China says it has "made all necessary preparations" if the United States follows through on a pledge to impose a new set of tariffs on Chinese goods, as its chief trade negotiator arrives in Washington for another round of talks aimed at ending its trade war.
Vice Premier Liu He, President Xi Jinping's top economic advisor, will sit down with U.S. Trade Representative Robert Lighthizer and Treasury Secretary Steven Mnuchin Thursday, a day before tariffs increase from 10 percent to 25 percent on $200 billion worth of Chinese imports.

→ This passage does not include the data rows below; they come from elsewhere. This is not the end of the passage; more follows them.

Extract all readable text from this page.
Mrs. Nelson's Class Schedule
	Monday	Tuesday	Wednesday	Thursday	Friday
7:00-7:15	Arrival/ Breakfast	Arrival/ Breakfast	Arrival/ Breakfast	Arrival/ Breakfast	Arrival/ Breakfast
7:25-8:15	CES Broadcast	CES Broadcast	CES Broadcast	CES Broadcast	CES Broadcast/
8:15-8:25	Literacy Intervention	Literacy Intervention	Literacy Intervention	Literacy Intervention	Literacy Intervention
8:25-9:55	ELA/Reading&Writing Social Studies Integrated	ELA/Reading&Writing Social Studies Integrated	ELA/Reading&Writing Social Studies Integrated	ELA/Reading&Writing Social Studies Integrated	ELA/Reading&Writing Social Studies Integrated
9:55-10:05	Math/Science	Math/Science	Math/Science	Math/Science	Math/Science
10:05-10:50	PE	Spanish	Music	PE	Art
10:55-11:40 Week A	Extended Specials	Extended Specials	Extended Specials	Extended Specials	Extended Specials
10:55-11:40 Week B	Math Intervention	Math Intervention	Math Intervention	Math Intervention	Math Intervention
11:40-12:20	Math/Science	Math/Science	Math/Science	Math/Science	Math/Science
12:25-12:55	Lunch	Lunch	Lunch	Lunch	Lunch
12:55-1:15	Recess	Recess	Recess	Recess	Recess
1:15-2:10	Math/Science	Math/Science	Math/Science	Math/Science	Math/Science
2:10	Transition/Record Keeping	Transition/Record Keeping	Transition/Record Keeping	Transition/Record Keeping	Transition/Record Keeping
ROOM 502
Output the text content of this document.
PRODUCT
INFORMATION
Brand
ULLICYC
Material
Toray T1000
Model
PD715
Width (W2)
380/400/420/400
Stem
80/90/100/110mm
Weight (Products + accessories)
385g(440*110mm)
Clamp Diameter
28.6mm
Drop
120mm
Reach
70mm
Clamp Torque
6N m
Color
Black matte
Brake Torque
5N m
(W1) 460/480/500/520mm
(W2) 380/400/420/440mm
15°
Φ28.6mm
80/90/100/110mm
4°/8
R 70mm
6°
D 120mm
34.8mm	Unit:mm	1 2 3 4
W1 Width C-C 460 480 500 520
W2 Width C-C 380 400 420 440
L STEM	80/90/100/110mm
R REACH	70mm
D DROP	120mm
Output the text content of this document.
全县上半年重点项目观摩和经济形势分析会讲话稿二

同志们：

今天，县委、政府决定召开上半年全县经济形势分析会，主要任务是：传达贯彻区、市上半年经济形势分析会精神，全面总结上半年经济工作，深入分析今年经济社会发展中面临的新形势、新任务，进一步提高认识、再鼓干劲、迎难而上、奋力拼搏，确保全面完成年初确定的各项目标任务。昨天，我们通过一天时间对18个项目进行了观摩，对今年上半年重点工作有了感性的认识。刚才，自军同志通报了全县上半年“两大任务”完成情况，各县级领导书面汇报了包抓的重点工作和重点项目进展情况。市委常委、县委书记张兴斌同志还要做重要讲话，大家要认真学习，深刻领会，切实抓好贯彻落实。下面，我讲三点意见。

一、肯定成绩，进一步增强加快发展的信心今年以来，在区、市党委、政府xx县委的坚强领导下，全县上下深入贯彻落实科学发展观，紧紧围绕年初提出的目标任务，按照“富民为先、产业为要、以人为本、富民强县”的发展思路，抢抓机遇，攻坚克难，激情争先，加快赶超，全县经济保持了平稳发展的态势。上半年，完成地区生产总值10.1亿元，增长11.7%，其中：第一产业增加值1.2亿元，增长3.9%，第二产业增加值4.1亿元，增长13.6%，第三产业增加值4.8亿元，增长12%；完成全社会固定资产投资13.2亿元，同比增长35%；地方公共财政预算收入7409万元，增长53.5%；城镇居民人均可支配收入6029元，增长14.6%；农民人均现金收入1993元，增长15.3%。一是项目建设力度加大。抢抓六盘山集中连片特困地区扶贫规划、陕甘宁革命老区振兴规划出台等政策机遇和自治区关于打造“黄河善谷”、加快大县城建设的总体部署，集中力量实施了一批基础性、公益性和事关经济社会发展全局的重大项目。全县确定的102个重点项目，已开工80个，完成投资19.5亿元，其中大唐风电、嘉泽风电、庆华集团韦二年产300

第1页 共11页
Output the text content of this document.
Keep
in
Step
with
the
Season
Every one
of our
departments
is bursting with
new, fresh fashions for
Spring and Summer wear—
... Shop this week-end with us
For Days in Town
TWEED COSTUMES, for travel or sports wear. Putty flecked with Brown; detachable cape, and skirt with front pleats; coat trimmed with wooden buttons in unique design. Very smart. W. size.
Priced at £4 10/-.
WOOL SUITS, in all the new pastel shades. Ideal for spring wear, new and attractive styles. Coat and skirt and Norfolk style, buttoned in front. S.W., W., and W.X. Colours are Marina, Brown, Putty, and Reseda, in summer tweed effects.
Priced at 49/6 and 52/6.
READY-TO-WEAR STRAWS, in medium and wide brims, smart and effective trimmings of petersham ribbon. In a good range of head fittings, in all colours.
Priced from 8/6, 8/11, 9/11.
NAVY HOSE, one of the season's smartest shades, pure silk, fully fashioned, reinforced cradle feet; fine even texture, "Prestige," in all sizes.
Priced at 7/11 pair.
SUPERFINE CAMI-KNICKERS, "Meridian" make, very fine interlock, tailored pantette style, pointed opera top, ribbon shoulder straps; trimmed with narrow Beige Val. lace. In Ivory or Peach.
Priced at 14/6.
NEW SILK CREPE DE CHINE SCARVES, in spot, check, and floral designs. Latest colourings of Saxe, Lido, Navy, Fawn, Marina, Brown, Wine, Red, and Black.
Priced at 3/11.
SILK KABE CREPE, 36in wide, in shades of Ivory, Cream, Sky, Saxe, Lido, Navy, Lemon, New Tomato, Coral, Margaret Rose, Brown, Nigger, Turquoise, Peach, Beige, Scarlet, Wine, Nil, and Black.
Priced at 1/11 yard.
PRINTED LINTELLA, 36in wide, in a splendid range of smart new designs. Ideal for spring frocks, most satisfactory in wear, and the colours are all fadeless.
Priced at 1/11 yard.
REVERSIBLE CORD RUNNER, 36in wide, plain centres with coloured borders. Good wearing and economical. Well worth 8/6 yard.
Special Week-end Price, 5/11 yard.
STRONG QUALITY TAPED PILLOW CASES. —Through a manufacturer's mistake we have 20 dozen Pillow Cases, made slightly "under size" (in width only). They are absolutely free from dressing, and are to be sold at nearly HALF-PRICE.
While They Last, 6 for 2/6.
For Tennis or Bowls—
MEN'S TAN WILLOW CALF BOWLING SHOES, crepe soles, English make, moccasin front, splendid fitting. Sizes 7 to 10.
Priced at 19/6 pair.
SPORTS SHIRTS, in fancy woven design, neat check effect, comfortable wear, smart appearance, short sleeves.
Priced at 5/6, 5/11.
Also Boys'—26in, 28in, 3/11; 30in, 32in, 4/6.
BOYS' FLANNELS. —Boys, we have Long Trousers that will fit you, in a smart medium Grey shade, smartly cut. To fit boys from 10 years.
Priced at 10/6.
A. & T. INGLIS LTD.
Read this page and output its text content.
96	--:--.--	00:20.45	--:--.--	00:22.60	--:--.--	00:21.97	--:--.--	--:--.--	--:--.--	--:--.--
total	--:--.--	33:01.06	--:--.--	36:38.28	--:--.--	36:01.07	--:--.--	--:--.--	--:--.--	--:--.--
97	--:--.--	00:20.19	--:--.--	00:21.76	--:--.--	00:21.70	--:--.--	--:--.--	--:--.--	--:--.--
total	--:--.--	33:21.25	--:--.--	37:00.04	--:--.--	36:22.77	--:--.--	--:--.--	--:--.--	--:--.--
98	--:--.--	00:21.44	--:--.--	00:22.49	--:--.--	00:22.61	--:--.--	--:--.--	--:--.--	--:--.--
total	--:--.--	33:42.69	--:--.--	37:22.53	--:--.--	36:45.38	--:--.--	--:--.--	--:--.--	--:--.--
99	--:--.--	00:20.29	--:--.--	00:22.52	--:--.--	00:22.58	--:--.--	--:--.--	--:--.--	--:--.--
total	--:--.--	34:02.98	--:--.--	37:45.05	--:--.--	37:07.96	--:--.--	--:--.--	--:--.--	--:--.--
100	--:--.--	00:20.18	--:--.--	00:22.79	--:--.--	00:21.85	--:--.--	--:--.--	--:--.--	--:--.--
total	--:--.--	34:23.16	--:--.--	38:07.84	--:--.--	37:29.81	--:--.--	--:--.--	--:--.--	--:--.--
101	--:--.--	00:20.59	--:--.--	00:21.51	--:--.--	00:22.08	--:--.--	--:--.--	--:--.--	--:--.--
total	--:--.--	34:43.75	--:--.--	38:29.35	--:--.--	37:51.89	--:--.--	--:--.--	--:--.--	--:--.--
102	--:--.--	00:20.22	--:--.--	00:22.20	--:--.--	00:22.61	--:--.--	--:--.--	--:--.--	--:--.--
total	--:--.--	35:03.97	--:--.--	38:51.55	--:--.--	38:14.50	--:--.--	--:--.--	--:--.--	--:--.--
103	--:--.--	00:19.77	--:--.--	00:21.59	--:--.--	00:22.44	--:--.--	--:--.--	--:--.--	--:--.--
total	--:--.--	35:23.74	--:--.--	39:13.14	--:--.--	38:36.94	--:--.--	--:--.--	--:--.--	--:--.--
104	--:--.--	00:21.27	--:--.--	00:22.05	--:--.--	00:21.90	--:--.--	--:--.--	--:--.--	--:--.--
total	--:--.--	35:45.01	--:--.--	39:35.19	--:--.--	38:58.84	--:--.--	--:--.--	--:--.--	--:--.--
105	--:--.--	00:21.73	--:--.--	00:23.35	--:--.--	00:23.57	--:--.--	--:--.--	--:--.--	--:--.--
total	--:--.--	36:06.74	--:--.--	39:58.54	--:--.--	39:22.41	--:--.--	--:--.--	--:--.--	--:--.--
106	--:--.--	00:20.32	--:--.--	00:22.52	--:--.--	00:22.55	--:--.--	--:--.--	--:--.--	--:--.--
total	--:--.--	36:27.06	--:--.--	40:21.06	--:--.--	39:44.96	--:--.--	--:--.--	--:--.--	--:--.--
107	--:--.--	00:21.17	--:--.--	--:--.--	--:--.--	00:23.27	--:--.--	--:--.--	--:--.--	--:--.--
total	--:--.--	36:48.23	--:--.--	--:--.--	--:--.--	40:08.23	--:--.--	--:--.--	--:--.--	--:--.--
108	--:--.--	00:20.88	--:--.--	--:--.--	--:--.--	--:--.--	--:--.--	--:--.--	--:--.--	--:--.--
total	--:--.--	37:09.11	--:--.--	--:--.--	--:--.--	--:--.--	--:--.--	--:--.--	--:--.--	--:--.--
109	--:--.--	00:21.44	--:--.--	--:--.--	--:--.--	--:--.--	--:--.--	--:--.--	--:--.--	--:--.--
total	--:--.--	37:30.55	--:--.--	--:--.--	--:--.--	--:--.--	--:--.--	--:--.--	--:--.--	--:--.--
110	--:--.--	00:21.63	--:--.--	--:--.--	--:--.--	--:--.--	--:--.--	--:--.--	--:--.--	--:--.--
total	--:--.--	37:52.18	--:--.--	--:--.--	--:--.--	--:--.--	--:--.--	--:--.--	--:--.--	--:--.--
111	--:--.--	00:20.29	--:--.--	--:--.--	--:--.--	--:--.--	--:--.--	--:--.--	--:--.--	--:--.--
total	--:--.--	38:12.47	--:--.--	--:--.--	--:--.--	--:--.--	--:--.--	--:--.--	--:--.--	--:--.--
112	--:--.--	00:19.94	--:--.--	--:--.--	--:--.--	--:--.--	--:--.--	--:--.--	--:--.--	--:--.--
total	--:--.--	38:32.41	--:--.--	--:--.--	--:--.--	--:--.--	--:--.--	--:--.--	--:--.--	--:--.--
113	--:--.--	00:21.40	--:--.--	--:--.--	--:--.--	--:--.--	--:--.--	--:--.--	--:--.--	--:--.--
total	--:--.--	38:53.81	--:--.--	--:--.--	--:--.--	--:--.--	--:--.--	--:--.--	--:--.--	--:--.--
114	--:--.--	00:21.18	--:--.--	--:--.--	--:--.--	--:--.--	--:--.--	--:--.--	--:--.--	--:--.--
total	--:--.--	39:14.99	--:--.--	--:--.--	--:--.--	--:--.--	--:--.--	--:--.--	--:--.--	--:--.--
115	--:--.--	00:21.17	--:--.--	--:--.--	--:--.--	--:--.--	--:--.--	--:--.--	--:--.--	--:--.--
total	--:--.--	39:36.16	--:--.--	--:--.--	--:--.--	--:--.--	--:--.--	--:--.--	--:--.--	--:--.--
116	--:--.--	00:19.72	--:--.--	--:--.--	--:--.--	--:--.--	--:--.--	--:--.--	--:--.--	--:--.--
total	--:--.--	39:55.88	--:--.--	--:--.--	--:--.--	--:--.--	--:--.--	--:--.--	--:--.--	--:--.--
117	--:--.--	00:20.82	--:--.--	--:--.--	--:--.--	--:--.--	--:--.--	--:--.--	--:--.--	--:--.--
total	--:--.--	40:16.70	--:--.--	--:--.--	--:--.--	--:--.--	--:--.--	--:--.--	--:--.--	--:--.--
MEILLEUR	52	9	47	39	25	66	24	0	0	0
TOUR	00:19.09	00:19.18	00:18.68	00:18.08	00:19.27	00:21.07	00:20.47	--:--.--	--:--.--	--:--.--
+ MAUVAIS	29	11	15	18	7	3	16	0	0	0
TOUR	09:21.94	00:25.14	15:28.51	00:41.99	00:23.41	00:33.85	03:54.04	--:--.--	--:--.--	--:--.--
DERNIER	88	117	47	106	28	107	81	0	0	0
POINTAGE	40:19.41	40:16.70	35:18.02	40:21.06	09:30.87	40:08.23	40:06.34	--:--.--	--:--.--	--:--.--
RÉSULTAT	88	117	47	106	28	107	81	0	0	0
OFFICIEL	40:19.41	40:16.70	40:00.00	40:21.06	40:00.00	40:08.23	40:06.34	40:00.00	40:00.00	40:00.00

U.S. President Donald Trump set the Friday deadline to raise tariffs after the United States accused China of reneging earlier this week on commitments made during months of talks to end their trade war.
"They broke the deal. So they're flying in. The vice premier tomorrow is flying in, but they broke the deal. They can't do that. So they'll be paying," Trump told supporters at a rally in Florida.
Earlier Wednesday, Trump said he would be "happy" to maintain tariffs on Chinese imports, and added that Beijing would be mistaken if it hopes to negotiate trade later with a Democratic presidential administration.
Chinese Commerce Ministry spokesman Gao Feng told reporters in Beijing Thursday that China will not bow to any pressure, and warned it has the "determination and ability to defend its own interests." The ministry issued an earlier statement vowing to take any "necessary" countermeasures if the tax is implemented.
The Trump administration hopes the new tariffs will force changes in China's trade, subsidy and intellectual property practices.
The two sides have been unable to reach a deal due, in part, to differences over the enforcement of an agreement and a timeline for removing the tariffs.